Le bruit de la honte

CHRONIQUE / Je suis la propriétaire d'une Mazda 3 2008. Elle est payée depuis quelques années déjà et je savoure la vie sans avoir à débourser un montant mensuel pour mon véhicule. Je paie l'essence et les réparations lorsqu'elles sont nécessaires, mais je vais vous dire un secret, je suis quelque peu négligente concernant l'entretien de ma voiture. Assez négligente pour trouver qu'elle fait parfois pitié. Je la délaisse.
J'imagine que je suis comme bien des filles sur ce point. Je DÉ-TES-TE aller au garage. Je préfère aller chez le dentiste, c'est bien pour dire. 
Donc, lorsque j'entends un bruit bizarre provenant de ma voiture, je préfère l'ignorer. « C'est quoi ce bruit ? », me demandent souvent les passagers qui montent à bord de mon auto. « Un bruit ? Quel bruit ? », que je réponds à tout coup, évitant le sujet. Je me dis que si j'ignore la chose, elle n'existe pas.
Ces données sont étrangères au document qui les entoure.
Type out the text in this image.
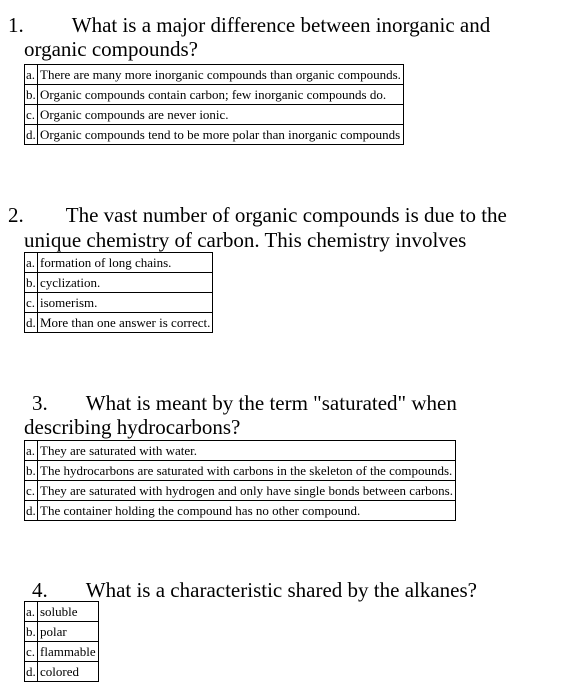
1. What is a major difference between inorganic and
organic compounds?
a.	There are many more inorganic compounds than organic compounds.
b.	Organic compounds contain carbon; few inorganic compounds do.
c.	Organic compounds are never ionic.
d.	Organic compounds tend to be more polar than inorganic compounds
2. The vast number of organic compounds is due to the
unique chemistry of carbon. This chemistry involves
a.	formation of long chains.
b.	cyclization.
c.	isomerism.
d.	More than one answer is correct.
3. What is meant by the term "saturated" when
describing hydrocarbons?
a.	They are saturated with water.
b.	The hydrocarbons are saturated with carbons in the skeleton of the compounds.
c.	They are saturated with hydrogen and only have single bonds between carbons.
d.	The container holding the compound has no other compound.
4. What is a characteristic shared by the alkanes?
a.	soluble
b.	polar
c.	flammable
d.	colored
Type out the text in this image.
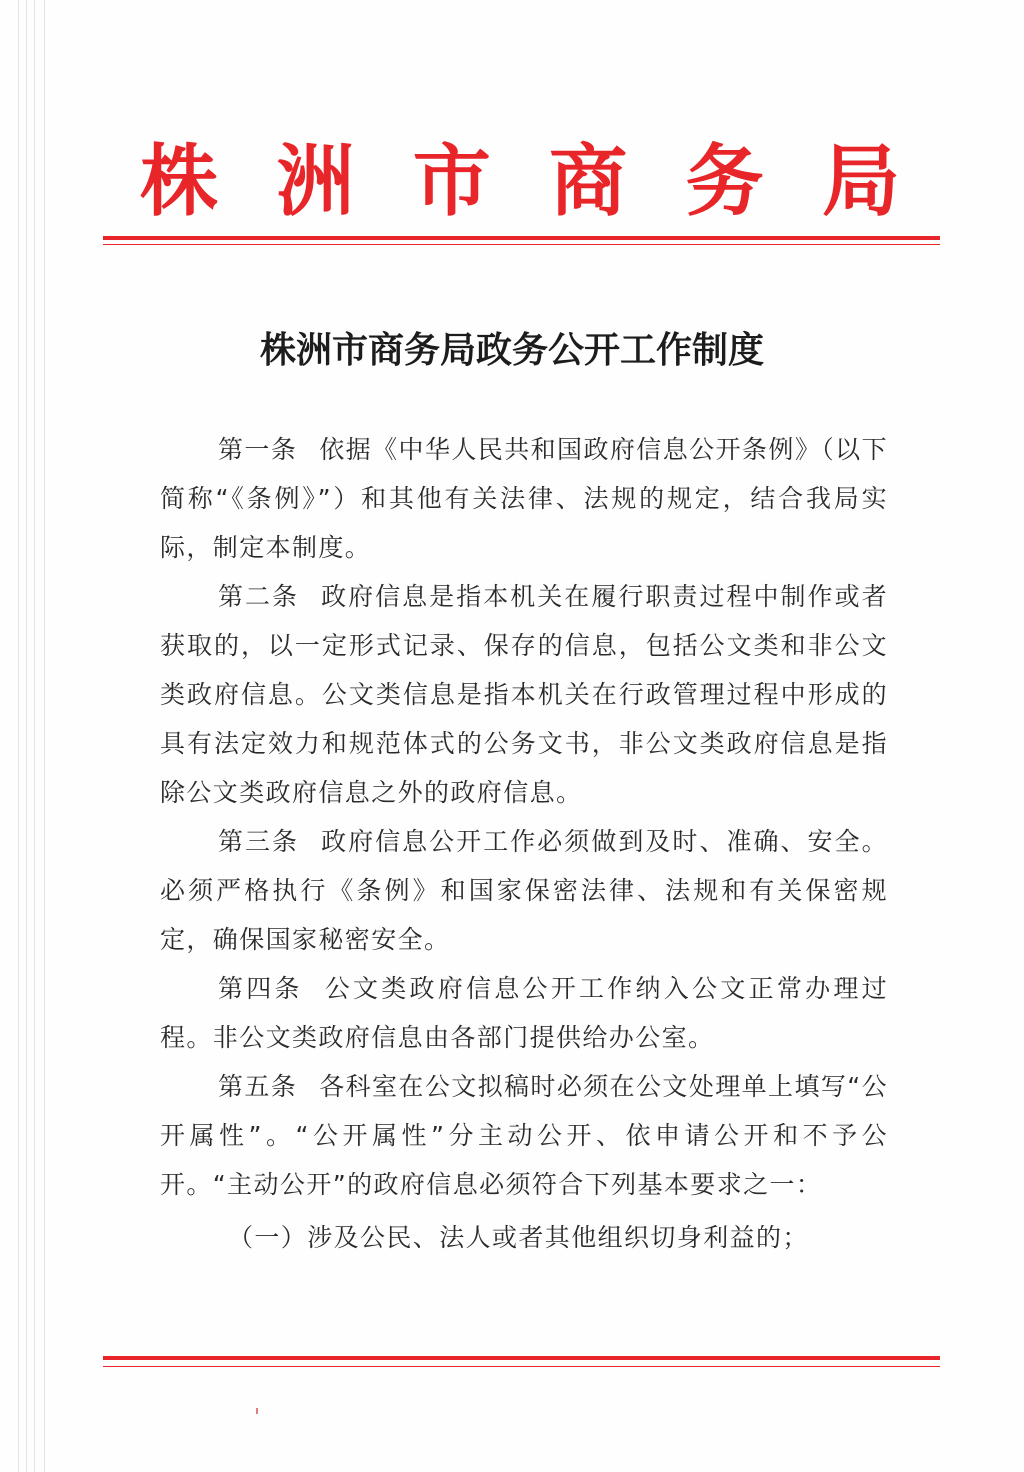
株 洲 市 商 务 局
株洲市商务局政务公开工作制度

第一条 依据《中华人民共和国政府信息公开条例》（以下简称“《条例》”）和其他有关法律、法规的规定，结合我局实际，制定本制度。

第二条 政府信息是指本机关在履行职责过程中制作或者获取的，以一定形式记录、保存的信息，包括公文类和非公文类政府信息。公文类信息是指本机关在行政管理过程中形成的具有法定效力和规范体式的公务文书，非公文类政府信息是指除公文类政府信息之外的政府信息。

第三条 政府信息公开工作必须做到及时、准确、安全。必须严格执行《条例》和国家保密法律、法规和有关保密规定，确保国家秘密安全。

第四条 公文类政府信息公开工作纳入公文正常办理过程。非公文类政府信息由各部门提供给办公室。

第五条 各科室在公文拟稿时必须在公文处理单上填写“公开属性”。“公开属性”分主动公开、依申请公开和不予公开。“主动公开”的政府信息必须符合下列基本要求之一：

（一）涉及公民、法人或者其他组织切身利益的；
C'est philosophique. 
Mais il y a quelques semaines, un bruit peu commun a fait son apparition. Il se trouve qu'une tôle de métal s'était détachée et pendait sous ma voiture. Au fil des jours, la tôle a commencé à frotter sur l'asphalte, provoquant un raffut quelque peu humiliant. 
J'ai bien tenté de l'ignorer comme je le fais si bien depuis des années, espérant qu'un jour, peut-être, ce bruit disparaîtrait comme par enchantement. Mais, jour après jour, la tôle frottait de plus en plus. Je n'osais presque plus me présenter dans les services à l'auto tellement j'avais honte. Ma voiture a pourtant une apparence plutôt correcte, mais j'avais l'air de me balader dans un vieux bazou 1985. 
Mon charmant chum, préférant se sauver dans le Grand Nord québécois plutôt que d'arracher cette cochonnerie qui pendouillait, m'avait laissée toute seule avec mes problèmes « mécaniques ». J'étais épuisée d'attendre et je n'avais pas la moindre envie de me présenter dans un garage pour ça (je sais très bien que je serais ressortie de là avec une liste de réparations à effectuer et que je ne connais tellement rien là dedans que j'aurais accepté sans m'obstiner). J'ai donc fait une femme de moi. Je me suis couchée sous ma voiture et j'ai forcé quelques instants pour arracher cette satanée tôle qui pourrissait ma vie depuis des semaines. Toute seule comme une grande. 
J'étais tellement fière de moi que j'ai poussé un peu plus loin mon audace. Je suis allée m'acheter des essuie-glaces neufs, que j'ai changés moi-même. 
Bon, je ne vous dirai pas combien de temps tout cela m'a pris, mais j'y suis arrivée. Et ça valait le coup, je peux vous le dire, puisque je ne voyais plus grand-chose lorsqu'il pleuvait... 
Cette journée-là, j'ai roulé les vitres baissées, sans avoir besoin de mettre la musique à tue-tête pour enterrer le bruit de la tôle frottante. Le sourire fendu jusqu'aux oreilles et le coeur rempli de fierté, j'avais l'impression de me promener derrière le volant d'une voiture neuve. Rien de moins. 
Je sais, il ne m'en faut pas beaucoup pour être heureuse. J'étais tellement contente que j'étais prête à faire mon propre changement d'huile. Mais je me suis calmé les ardeurs et j'ai pris rendez-vous chez le garagiste. J'imagine qu'on ne peut pas être bonne dans tout !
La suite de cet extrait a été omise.